El presidente estadounidense fijó su meta sobre Irán como “ganar” y advirtió sobre acciones enérgicas si el régimen ejecuta a manifestantes.
Washington.– El presidente de Estados Unidos, Donald Trump, reveló este martes que el “objetivo final” de su administración respecto a Irán es “ganar”, al ser entrevistado por CBS News sobre la situación política y social que atraviesa el país persa.
Trump explicó que su meta de “ganar” se basa en su enfoque de resultados, enumerando una serie de operaciones militares y acciones internacionales que, según él, representan victorias para Washington, incluyendo la captura del presidente venezolano Nicolás Maduro, la operación en Siria que acabó con la vida de Abu Bakr al Baghdadi y la eliminación en 2020 del general iraní Qassem Soleimani.
Al ser consultado sobre qué significa “ganar” en el contexto de Irán, el mandatario estadounidense afirmó que su país no quiere que se repitan situaciones de violencia e indicó que considera prioritario evitar una escalada de represión contra los manifestantes que desde finales de diciembre han salido a las calles en distintas ciudades iraníes en medio de una crisis económica y un fuerte descontento social.

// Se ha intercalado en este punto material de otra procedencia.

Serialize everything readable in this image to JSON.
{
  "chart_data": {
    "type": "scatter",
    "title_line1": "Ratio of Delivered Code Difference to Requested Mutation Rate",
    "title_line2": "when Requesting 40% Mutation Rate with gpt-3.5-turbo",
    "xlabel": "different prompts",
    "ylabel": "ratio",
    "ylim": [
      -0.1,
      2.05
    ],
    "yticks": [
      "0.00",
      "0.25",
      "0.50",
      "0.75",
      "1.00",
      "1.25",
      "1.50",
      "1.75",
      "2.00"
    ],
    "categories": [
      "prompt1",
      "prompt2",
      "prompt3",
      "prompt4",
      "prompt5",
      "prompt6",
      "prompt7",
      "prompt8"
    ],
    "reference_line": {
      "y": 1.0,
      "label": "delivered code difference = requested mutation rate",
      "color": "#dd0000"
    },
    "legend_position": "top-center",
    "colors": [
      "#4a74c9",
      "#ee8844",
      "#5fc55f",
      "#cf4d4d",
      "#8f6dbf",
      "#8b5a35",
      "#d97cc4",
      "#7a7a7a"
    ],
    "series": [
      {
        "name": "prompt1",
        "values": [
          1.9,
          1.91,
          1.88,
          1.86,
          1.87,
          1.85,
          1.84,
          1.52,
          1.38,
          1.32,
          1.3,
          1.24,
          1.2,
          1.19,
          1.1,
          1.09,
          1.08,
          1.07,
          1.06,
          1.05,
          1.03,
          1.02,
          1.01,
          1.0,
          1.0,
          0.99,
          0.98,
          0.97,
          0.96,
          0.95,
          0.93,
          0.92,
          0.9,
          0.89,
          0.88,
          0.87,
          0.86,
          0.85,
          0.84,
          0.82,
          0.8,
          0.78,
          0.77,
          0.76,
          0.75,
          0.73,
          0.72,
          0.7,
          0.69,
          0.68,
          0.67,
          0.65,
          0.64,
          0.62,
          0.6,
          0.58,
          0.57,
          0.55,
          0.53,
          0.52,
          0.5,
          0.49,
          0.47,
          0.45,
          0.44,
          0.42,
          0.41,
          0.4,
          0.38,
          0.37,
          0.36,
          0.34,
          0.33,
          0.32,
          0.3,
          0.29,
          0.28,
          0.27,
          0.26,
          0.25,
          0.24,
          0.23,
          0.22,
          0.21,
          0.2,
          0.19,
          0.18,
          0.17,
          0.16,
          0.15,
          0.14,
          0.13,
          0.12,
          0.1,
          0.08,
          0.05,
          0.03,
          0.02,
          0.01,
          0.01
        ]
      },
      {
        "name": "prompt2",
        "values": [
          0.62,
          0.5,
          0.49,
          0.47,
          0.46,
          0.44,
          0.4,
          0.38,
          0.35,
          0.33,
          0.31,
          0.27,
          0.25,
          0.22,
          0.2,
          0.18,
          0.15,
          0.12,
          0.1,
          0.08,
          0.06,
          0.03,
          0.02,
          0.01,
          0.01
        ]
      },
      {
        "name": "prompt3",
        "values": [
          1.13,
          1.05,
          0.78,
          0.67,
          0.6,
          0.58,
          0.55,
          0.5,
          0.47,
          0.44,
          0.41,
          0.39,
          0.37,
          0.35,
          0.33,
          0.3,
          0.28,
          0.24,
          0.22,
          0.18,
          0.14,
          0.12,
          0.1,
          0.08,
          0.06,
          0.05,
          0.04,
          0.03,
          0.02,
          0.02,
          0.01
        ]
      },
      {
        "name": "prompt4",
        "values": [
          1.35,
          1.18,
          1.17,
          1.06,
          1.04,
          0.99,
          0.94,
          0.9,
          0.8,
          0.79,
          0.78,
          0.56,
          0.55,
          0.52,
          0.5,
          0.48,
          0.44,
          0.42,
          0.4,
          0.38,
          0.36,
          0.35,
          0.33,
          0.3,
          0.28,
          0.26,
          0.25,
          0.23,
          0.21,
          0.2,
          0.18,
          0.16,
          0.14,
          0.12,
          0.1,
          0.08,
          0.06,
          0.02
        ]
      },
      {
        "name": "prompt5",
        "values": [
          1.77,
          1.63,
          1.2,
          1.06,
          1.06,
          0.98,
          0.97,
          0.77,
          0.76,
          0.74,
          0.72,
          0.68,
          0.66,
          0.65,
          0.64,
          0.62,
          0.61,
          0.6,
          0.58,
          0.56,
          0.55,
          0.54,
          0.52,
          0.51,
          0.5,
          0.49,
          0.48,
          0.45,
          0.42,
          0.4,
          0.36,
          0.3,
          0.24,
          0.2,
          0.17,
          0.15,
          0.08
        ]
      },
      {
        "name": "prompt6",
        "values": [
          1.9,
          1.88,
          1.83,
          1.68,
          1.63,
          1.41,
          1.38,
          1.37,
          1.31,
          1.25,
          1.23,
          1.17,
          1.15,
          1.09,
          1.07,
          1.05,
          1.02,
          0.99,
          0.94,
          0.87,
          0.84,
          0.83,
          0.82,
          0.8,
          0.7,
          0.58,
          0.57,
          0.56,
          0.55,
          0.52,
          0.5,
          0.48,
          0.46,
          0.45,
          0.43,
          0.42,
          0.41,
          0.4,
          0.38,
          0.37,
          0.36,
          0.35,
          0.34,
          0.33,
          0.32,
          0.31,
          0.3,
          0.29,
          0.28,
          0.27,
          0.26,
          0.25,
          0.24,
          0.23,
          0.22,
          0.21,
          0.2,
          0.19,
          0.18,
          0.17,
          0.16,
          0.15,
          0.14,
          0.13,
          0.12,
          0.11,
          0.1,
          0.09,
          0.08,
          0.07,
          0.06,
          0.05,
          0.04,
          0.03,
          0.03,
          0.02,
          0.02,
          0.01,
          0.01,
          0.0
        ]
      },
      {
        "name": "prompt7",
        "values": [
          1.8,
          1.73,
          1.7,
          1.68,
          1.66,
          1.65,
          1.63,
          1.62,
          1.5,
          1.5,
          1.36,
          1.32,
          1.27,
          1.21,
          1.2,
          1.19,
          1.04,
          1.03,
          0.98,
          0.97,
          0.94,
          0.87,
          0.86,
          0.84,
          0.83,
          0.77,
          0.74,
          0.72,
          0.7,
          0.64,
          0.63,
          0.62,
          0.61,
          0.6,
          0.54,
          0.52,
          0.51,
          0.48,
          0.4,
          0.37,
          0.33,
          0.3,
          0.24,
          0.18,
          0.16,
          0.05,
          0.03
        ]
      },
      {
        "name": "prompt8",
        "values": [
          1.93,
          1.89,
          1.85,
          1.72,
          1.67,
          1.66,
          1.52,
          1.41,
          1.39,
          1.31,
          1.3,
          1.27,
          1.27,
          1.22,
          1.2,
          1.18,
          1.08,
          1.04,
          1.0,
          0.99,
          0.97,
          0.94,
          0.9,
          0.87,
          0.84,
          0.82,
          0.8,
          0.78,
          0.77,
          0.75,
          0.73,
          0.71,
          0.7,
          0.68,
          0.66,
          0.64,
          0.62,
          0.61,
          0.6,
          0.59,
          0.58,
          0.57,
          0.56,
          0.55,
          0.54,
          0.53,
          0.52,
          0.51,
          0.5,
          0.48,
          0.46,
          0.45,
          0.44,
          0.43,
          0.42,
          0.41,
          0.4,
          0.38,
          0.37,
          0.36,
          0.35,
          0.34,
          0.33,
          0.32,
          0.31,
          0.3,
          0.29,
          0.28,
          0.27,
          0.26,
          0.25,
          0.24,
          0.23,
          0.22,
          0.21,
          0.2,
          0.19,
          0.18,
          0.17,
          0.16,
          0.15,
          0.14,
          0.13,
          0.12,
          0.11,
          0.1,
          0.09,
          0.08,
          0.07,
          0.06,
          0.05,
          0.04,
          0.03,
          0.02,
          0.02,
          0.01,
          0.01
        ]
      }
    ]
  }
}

Trump también amenazó con “tomar medidas muy enérgicas” si las autoridades iraníes llegan a ejecutar a los manifestantes, en referencia a versiones de que podrían aplicarse penas de muerte por parte del régimen. Señaló que Estados Unidos observará de cerca ese tipo de acciones y que, en caso de que se materialicen, la respuesta estadounidense será contundente, aunque no especificó qué medidas concretas se podrían adoptar.
Asimismo, el presidente estadounidense dijo que hay “mucha ayuda en camino” para los ciudadanos iraníes, incluyendo asistencias de diferente índole, entre ellas económica, sin dar mayores detalles sobre los mecanismos o plazos en que se canalizaría dicho apoyo.
Las protestas en Irán, que comenzaron a finales de diciembre, se han producido en medio de una profunda crisis económica, una fuerte depreciación de la moneda nacional y extensas denuncias de represión por parte del régimen. Teherán ha acusado a Washington y a otros actores extranjeros de intentar instrumentalizar las manifestaciones como parte de una “guerra blanda”, advirtiendo enérgicamente contra la injerencia en sus asuntos internos.